Airborne laser scans (ALS; also referred to as airborne LiDAR) have been a multi-purpose tool used for several decades in the world of forest research and management, most commonly for forest structure and inventory and More recently, terrestrial laser scans (TLS; also referred to as terrestrial LiDAR) have become more common in forest research.
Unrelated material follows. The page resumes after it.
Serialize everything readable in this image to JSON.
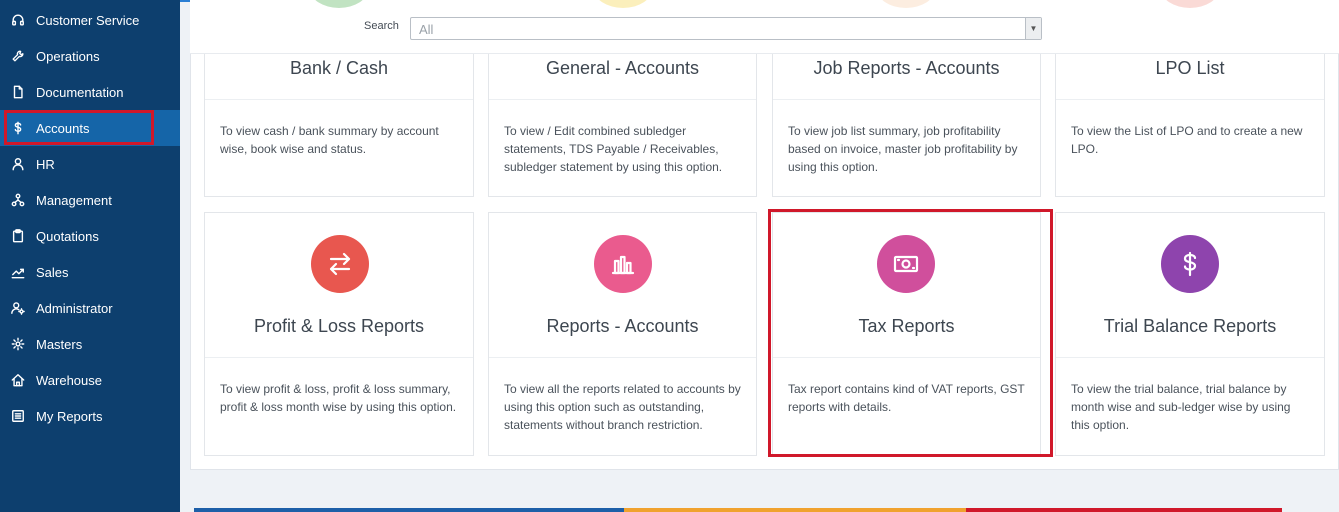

For this project, 20 small diameter trees were cut at ground height and brought to the lab. As individuals, they were placed upright in a tree stand and measured for height, basal diameter above the lip of the stand, and diameter-at-breast-height (if applicable). 3 branches from each tree were further measured for length and diameter at base and tip. The trees were scanned from opposing sides using a Leica BLK360 TLS, and then stripped of their foliage, with the needles from the identified branches being placed in separate paper bags than the rest of the tree. The bare trees were once more scanned from the same locations. Following the second scan, the trees were dismantled and placed into aluminum pans for placing in the drying ovens. The 3 branches were placed in individual pans. Foliage and woody fuel were dried for 5 days at 105 degrees Celsius, removed, and weighed. The Leica BLK360 scans were uploaded using the Autodesk Recap Pro program, and the point cloud datasets clipped in the program CloudCompare. TreeQSM was then run on the revised point cloud datasets and used to reconstruct the trees through 3D quantitative structure models. TreeQSM outputs of volume and structure will then be compared to the lab sampled trees as well as for the individually sampled branches.